What to do when your toddler hates bathtime

written by: Laura Petix | @theotbutterfly

Be honest, do you sometimes feel like you’re summoning the spirit of Steve Irwin as you try to wrestle your sensory sensitive child into the bathtub?

If you said yes, trust me, you’re not alone.

I know tons of parents who have a toddler who hates bath time and are desperate for tips on making bath time easier. Keep reading to find out common reasons why toddlers hate bath time, best ways to set up a bath time routine and sensory friendly bath time strategies.

Reasons why your toddler hates bath time

To be honest, it’s a pretty common occurrence for most toddlers to start avoiding bath time at some point in their life. It’s quite on brand for toddlers to just out-right refuse to do anything that’s remotely good for their hygiene or safety!

But as a pediatric OT who works with children with sensory processing disorder, I want to bring your attention to some of the common reasons toddlers hate bath time, from a sensory perspective:

They’re sensitive to the feeling of water dripping on their face, down their back, or just getting wet in general. Note: it’s common for toddlers to hate bath time but be okay with playing with a water sensory bin.

They’re sensitive to the sounds in the bathroom, such as the echoes or the sound of running water.

They may have vestibular sensitivity that gets triggered when they need to tip their head back to rinse off shampoo.

They may be extremely sensitive to the temperature of the water.

Tips for creating a sensory friendly bath time

Bath time routine starts from the moment you say “It’s time for bath!”. Rather than having a toddler run away screaming from you, here are some ways you can make the transition to bath time a little easier (and dare I say, fun!)

Include heavy work- the magic sauce of self regulation. Get your toddler to help you push, pull, carry items to the bathroom or have them crawl like a crab or hop like a bunny to the bathroom. Not only does this make the transition more fun, but it offers them proprioceptive input, which is calming to the nervous system.

If you have a bed time routine your child looks forward to (cuddles, books, songs), talk about it right before you go to bath.
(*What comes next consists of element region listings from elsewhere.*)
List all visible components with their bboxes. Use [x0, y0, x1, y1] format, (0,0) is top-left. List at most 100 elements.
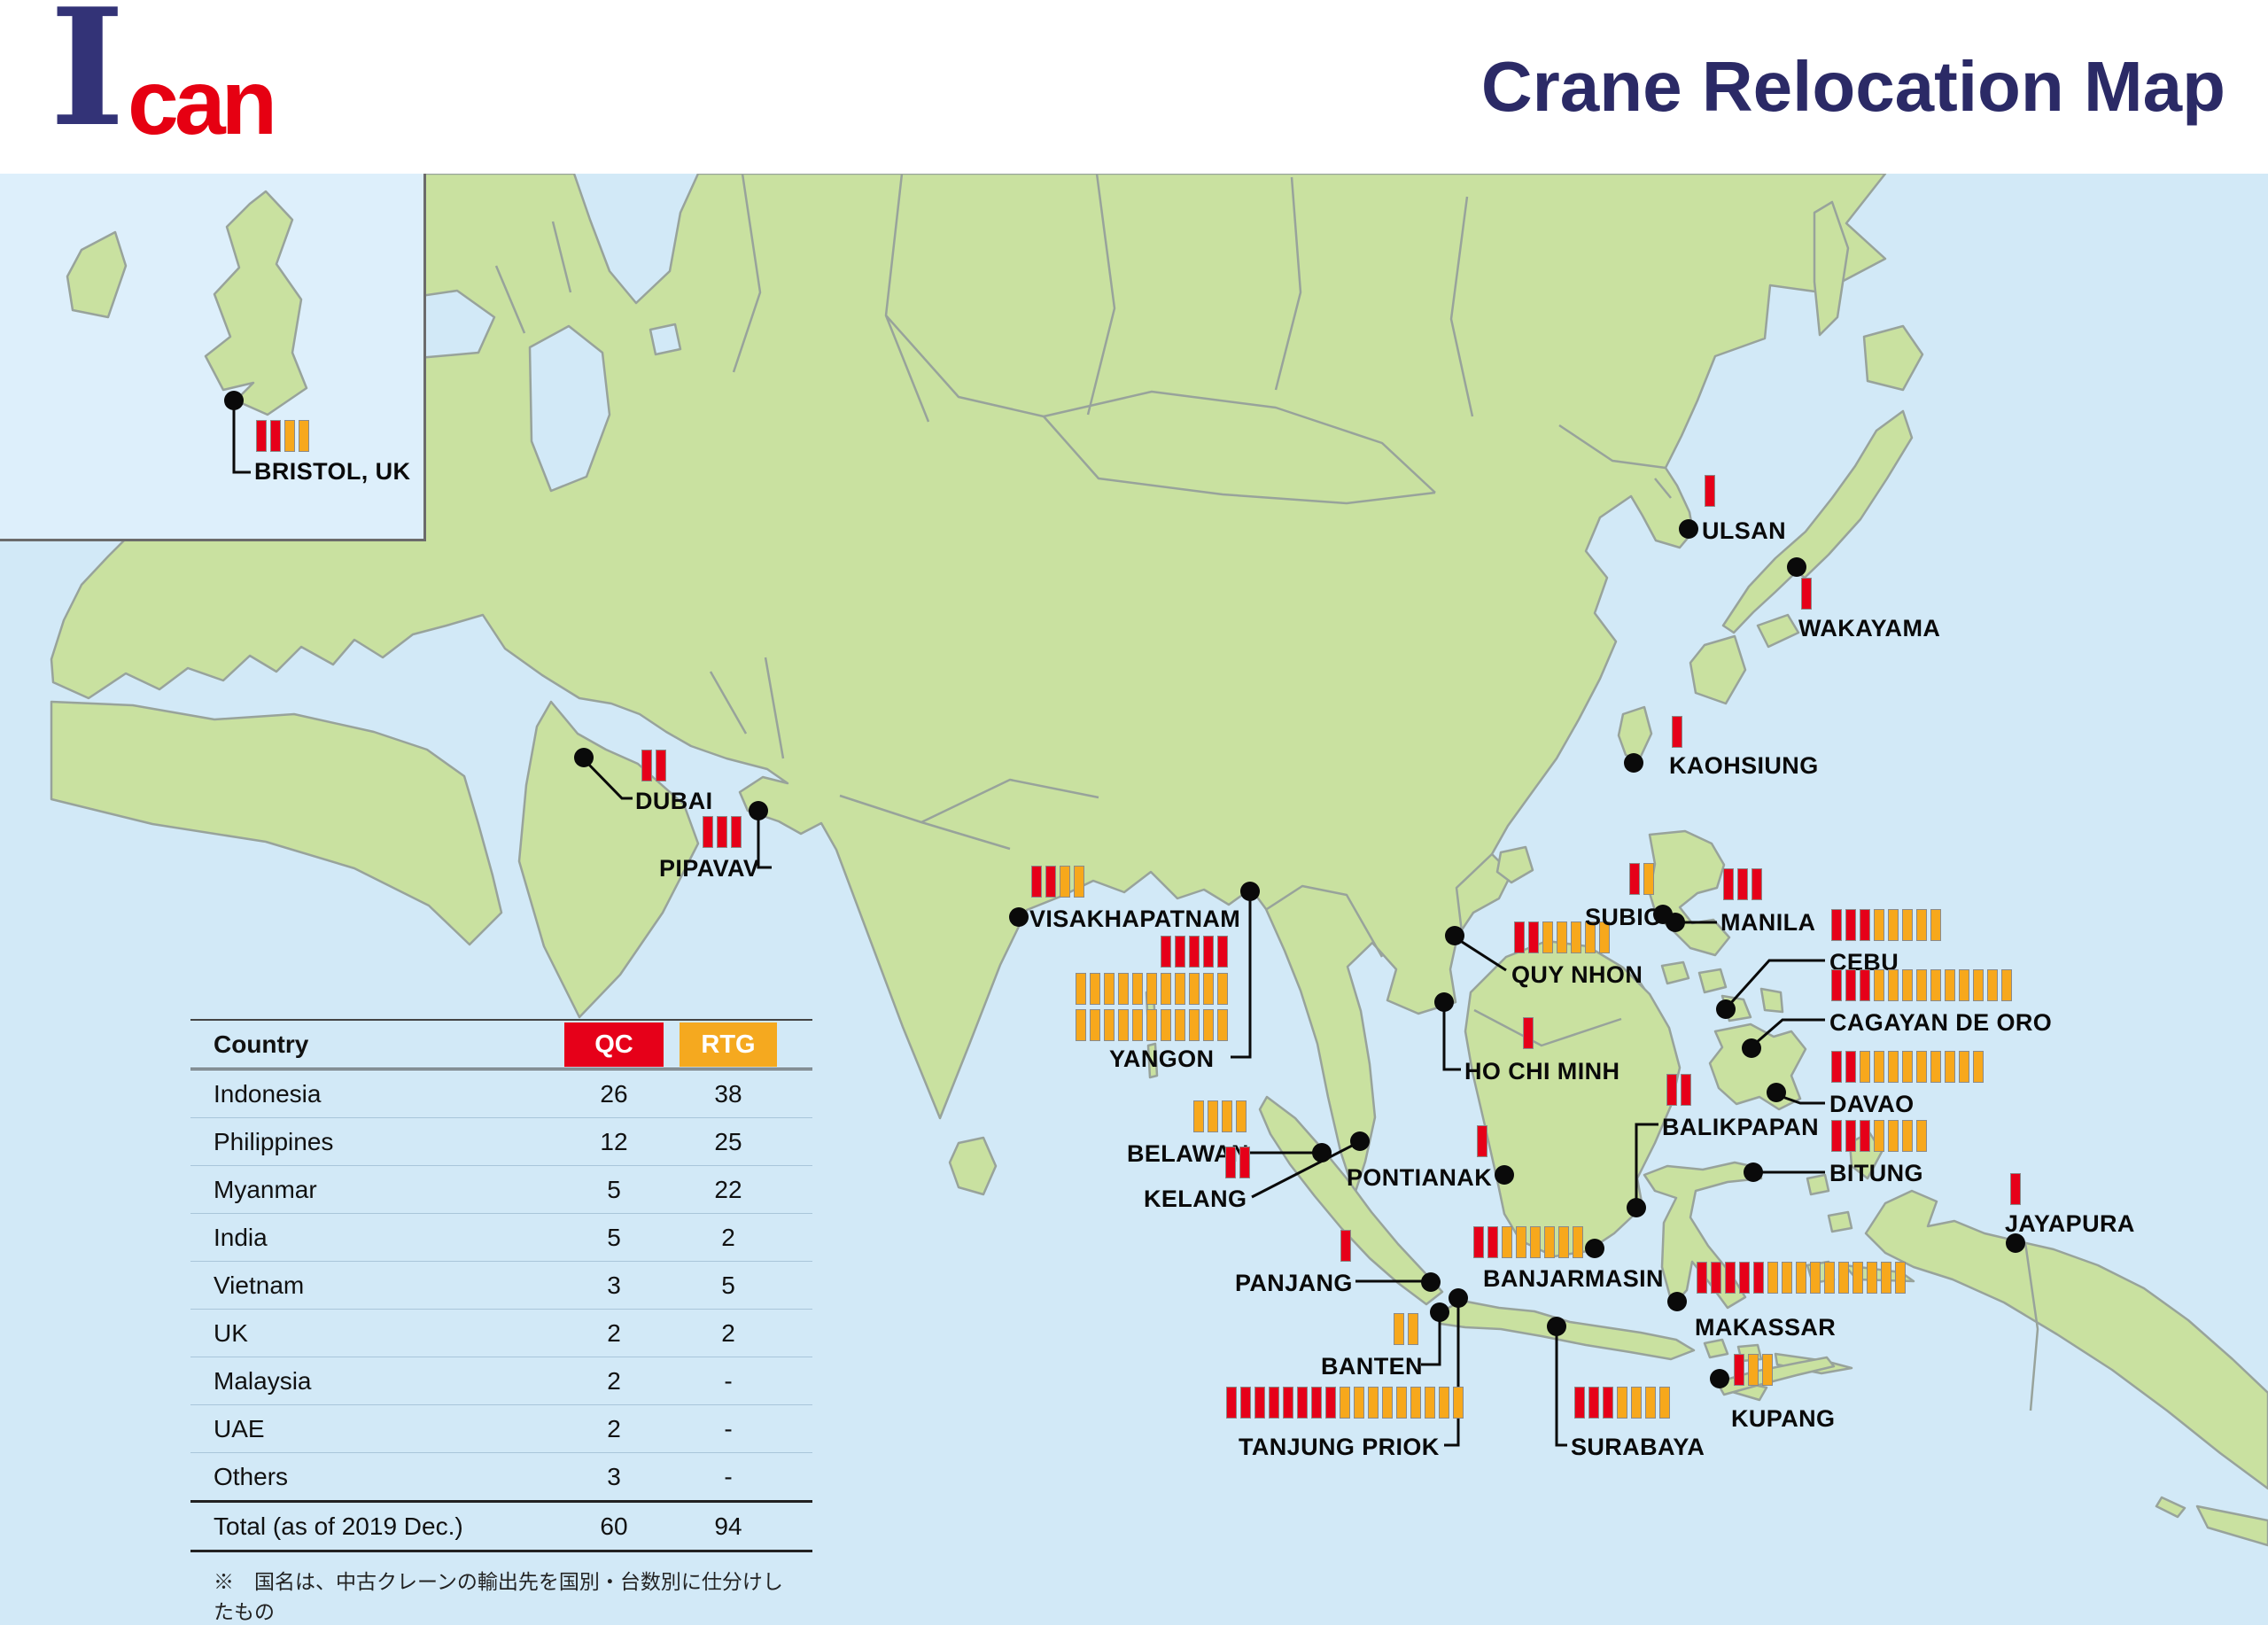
country-border	[2023, 1241, 2039, 1411]
cell-rtg: 22	[680, 1165, 777, 1214]
table-footnote: ※ 国名は、中古クレーンの輸出先を国別・台数別に仕分けしたもの	[214, 1570, 783, 1623]
country-border	[1043, 390, 1436, 494]
cell-pad	[777, 1117, 812, 1166]
cell-qc: 26	[564, 1069, 664, 1118]
aral-sea	[649, 323, 682, 356]
table-header-row: Country QC RTG	[190, 1019, 812, 1070]
cell-qc: 2	[564, 1404, 664, 1453]
table-row: UK 2 2	[190, 1309, 812, 1357]
cell-pad	[777, 1213, 812, 1262]
rtg-header-chip: RTG	[680, 1022, 777, 1067]
cell-qc: 60	[564, 1500, 664, 1552]
mindanao	[1708, 1022, 1807, 1111]
table-row: Others 3-	[190, 1452, 812, 1502]
cell-pad	[777, 1357, 812, 1405]
taiwan	[1617, 705, 1653, 762]
cell-country: Malaysia	[190, 1357, 564, 1405]
cell-gap	[664, 1404, 680, 1453]
summary-table-box: Country QC RTG Indonesia 26 38 Philippines 1…	[190, 1019, 812, 1625]
country-border	[1086, 173, 1116, 416]
cell-pad	[777, 1452, 812, 1502]
country-border	[1449, 196, 1474, 417]
cell-rtg: 38	[680, 1069, 777, 1118]
cell-country: Vietnam	[190, 1261, 564, 1310]
lombok	[1736, 1343, 1763, 1363]
island-sliver	[2155, 1496, 2186, 1519]
seram	[1843, 1263, 1915, 1283]
country-border	[885, 315, 1045, 418]
cell-country: India	[190, 1213, 564, 1262]
cell-qc: 3	[564, 1261, 664, 1310]
cell-rtg: -	[680, 1357, 777, 1405]
cell-pad	[777, 1261, 812, 1310]
buru	[1806, 1260, 1836, 1285]
country-border	[494, 265, 526, 334]
cell-qc: 2	[564, 1357, 664, 1405]
cell-qc: 12	[564, 1117, 664, 1166]
africa	[50, 700, 503, 946]
borneo	[1464, 939, 1682, 1258]
hainan	[1495, 845, 1534, 884]
uk-inset-panel	[0, 174, 426, 541]
visayas-island	[1697, 968, 1728, 994]
cell-rtg: 2	[680, 1309, 777, 1357]
sri-lanka	[948, 1136, 998, 1196]
cell-rtg: 5	[680, 1261, 777, 1310]
caspian-sea	[528, 324, 611, 493]
cell-qc: 5	[564, 1165, 664, 1214]
table-total-row: Total (as of 2019 Dec.) 60 94	[190, 1500, 812, 1552]
cell-pad	[777, 1165, 812, 1214]
cell-gap	[664, 1357, 680, 1405]
table-row: UAE 2-	[190, 1404, 812, 1453]
cell-qc: 5	[564, 1213, 664, 1262]
country-border	[709, 671, 748, 735]
table-row: Vietnam 3 5	[190, 1261, 812, 1310]
country-border	[1043, 416, 1436, 505]
visayas-island	[1660, 960, 1690, 985]
cell-gap	[664, 1309, 680, 1357]
cell-qc: 3	[564, 1452, 664, 1502]
cell-pad	[777, 1309, 812, 1357]
cell-gap	[664, 1261, 680, 1310]
maluku-island	[1806, 1173, 1830, 1196]
cell-pad	[777, 1069, 812, 1118]
page-title: Crane Relocation Map	[1480, 47, 2225, 126]
cell-gap	[664, 1500, 680, 1552]
table-row: Indonesia 26 38	[190, 1069, 812, 1118]
timor	[1715, 1356, 1836, 1396]
cell-qc: 2	[564, 1309, 664, 1357]
cell-country: Myanmar	[190, 1165, 564, 1214]
cebu-island	[1720, 994, 1752, 1022]
country-border	[551, 221, 572, 293]
table-row: India 5 2	[190, 1213, 812, 1262]
logo-letter-i: I	[50, 0, 126, 162]
cell-country: Philippines	[190, 1117, 564, 1166]
country-border	[920, 778, 1099, 824]
andaman-islands	[1145, 989, 1157, 1031]
logo-text-can: can	[128, 51, 277, 154]
cell-rtg: 25	[680, 1117, 777, 1166]
header-bar: I can	[0, 0, 2268, 174]
table-row: Malaysia 2-	[190, 1357, 812, 1405]
cell-country: UAE	[190, 1404, 564, 1453]
kyushu	[1689, 634, 1747, 705]
qc-header-chip: QC	[564, 1022, 664, 1067]
country-border	[1266, 884, 1384, 958]
cell-rtg: 2	[680, 1213, 777, 1262]
table-row: Myanmar 5 22	[190, 1165, 812, 1214]
sulawesi	[1643, 1161, 1763, 1310]
cell-country: Indonesia	[190, 1069, 564, 1118]
arabian-peninsula	[517, 700, 700, 1019]
luzon	[1648, 829, 1731, 957]
java	[1433, 1299, 1696, 1361]
cell-gap	[664, 1165, 680, 1214]
ican-logo: I can	[50, 0, 617, 174]
country-border	[1473, 1008, 1622, 1047]
country-border	[1654, 478, 1672, 499]
column-pad	[777, 1019, 812, 1070]
cell-country: Others	[190, 1452, 564, 1502]
nicobar-islands	[1146, 1042, 1159, 1079]
cell-pad	[777, 1500, 812, 1552]
cell-country: Total (as of 2019 Dec.)	[190, 1500, 564, 1552]
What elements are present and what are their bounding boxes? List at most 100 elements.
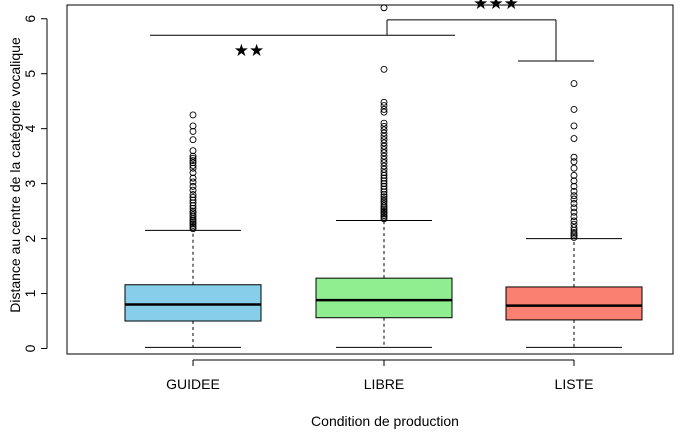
outlier-liste-18	[570, 164, 578, 172]
outlier-liste-23	[570, 105, 578, 113]
outlier-liste-12	[570, 195, 578, 203]
outlier-libre-31	[380, 136, 388, 144]
outlier-libre-36	[380, 119, 388, 127]
outlier-liste-19	[570, 158, 578, 166]
outlier-liste-10	[570, 204, 578, 212]
outlier-libre-40	[380, 98, 388, 106]
box-guidee	[124, 284, 262, 322]
outlier-guidee-20	[189, 174, 197, 182]
outlier-libre-16	[380, 182, 388, 190]
plot-frame	[66, 4, 674, 355]
outlier-guidee-16	[189, 191, 197, 199]
outlier-libre-25	[380, 155, 388, 163]
outlier-guidee-32	[189, 111, 197, 119]
outlier-liste-14	[570, 187, 578, 195]
outlier-libre-21	[380, 169, 388, 177]
outlier-liste-20	[570, 153, 578, 161]
outlier-liste-16	[570, 177, 578, 185]
outlier-libre-33	[380, 129, 388, 137]
outlier-liste-13	[570, 192, 578, 200]
outlier-libre-26	[380, 152, 388, 160]
significance-label-guidee: ★★	[234, 41, 264, 61]
y-tick-label-6: 6	[22, 15, 38, 23]
outlier-guidee-17	[189, 186, 197, 194]
outlier-libre-22	[380, 165, 388, 173]
outlier-libre-23	[380, 162, 388, 170]
outlier-guidee-26	[189, 154, 197, 162]
outlier-libre-12	[380, 193, 388, 201]
outlier-libre-18	[380, 177, 388, 185]
outlier-liste-15	[570, 182, 578, 190]
outlier-libre-35	[380, 123, 388, 130]
outlier-libre-9	[380, 199, 388, 207]
outlier-libre-19	[380, 174, 388, 182]
outlier-guidee-15	[189, 193, 197, 201]
outlier-guidee-28	[189, 147, 197, 155]
outlier-libre-13	[380, 191, 388, 199]
outlier-liste-24	[570, 80, 578, 88]
outlier-liste-6	[570, 220, 578, 228]
outlier-libre-34	[380, 126, 388, 134]
outlier-libre-29	[380, 142, 388, 150]
outlier-guidee-18	[189, 182, 197, 190]
outlier-guidee-30	[189, 127, 197, 135]
outlier-libre-37	[380, 108, 388, 116]
y-tick-label-5: 5	[22, 70, 38, 78]
outlier-guidee-29	[189, 136, 197, 144]
outlier-libre-38	[380, 105, 388, 113]
y-tick-label-0: 0	[22, 344, 38, 352]
outlier-guidee-11	[189, 204, 197, 212]
outlier-libre-27	[380, 149, 388, 157]
y-tick-label-3: 3	[22, 180, 38, 188]
box-liste	[505, 286, 643, 321]
x-tick-label-guidee: GUIDEE	[166, 376, 220, 392]
box-libre	[315, 277, 453, 319]
outlier-guidee-27	[189, 152, 197, 160]
outlier-guidee-13	[189, 199, 197, 207]
outlier-guidee-31	[189, 122, 197, 130]
outlier-liste-9	[570, 208, 578, 216]
outlier-liste-3	[570, 229, 578, 236]
outlier-libre-14	[380, 188, 388, 196]
significance-label-libre-liste: ★★★	[473, 0, 519, 14]
outlier-guidee-10	[189, 207, 197, 215]
y-axis-title: Distance au centre de la catégorie vocal…	[7, 37, 23, 313]
outlier-libre-32	[380, 132, 388, 140]
outlier-libre-24	[380, 159, 388, 167]
x-tick-label-liste: LISTE	[555, 376, 594, 392]
x-axis-title: Condition de production	[311, 413, 459, 429]
y-tick-label-4: 4	[22, 125, 38, 133]
outlier-libre-42	[380, 4, 388, 12]
outlier-guidee-24	[189, 159, 197, 167]
outlier-guidee-12	[189, 202, 197, 210]
outlier-liste-11	[570, 199, 578, 207]
outlier-liste-8	[570, 213, 578, 221]
outlier-liste-5	[570, 224, 578, 232]
outlier-guidee-22	[189, 164, 197, 172]
outlier-guidee-14	[189, 196, 197, 204]
outlier-liste-7	[570, 217, 578, 225]
outlier-guidee-21	[189, 169, 197, 177]
outlier-liste-21	[570, 135, 578, 143]
outlier-libre-41	[380, 65, 388, 73]
x-tick-label-libre: LIBRE	[364, 376, 404, 392]
outlier-guidee-8	[189, 211, 197, 219]
outlier-libre-11	[380, 195, 388, 203]
outlier-guidee-23	[189, 162, 197, 169]
outlier-libre-15	[380, 185, 388, 193]
outlier-libre-8	[380, 202, 388, 210]
outlier-libre-39	[380, 102, 388, 110]
y-tick-label-2: 2	[22, 234, 38, 242]
outlier-libre-30	[380, 139, 388, 147]
outlier-liste-17	[570, 171, 578, 179]
outlier-libre-17	[380, 180, 388, 188]
y-tick-label-1: 1	[22, 289, 38, 297]
outlier-guidee-25	[189, 157, 197, 164]
outlier-liste-22	[570, 122, 578, 130]
outlier-libre-10	[380, 197, 388, 205]
outlier-guidee-19	[189, 178, 197, 186]
outlier-libre-28	[380, 146, 388, 153]
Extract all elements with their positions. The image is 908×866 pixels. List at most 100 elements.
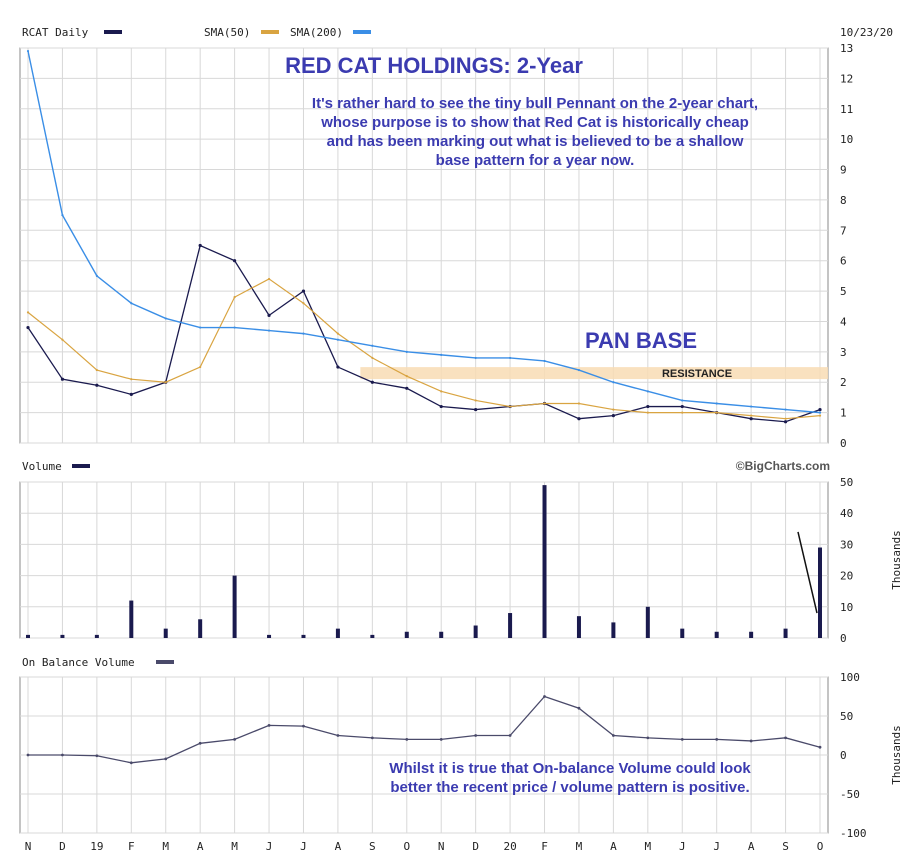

For example “What book do you want to read for bed tonight? [they answer] Oh that sounds great! Ok, time to hop to the bath now so we can have time to read that book after”.

Recruit them to help pick out what bath toys they get to have in the bath tonight (it helps if you switch out bath toys to keep it exciting, maybe you could switch between the different GloPals characters!)

Utilize a visual schedule and visual timers throughout the day. Even if your toddler is already speaking, visual charts and visual schedules can help them process the day, even if it’s the same schedule everyday. Remember, their executive functioning skills are still developing, and visual supports help them.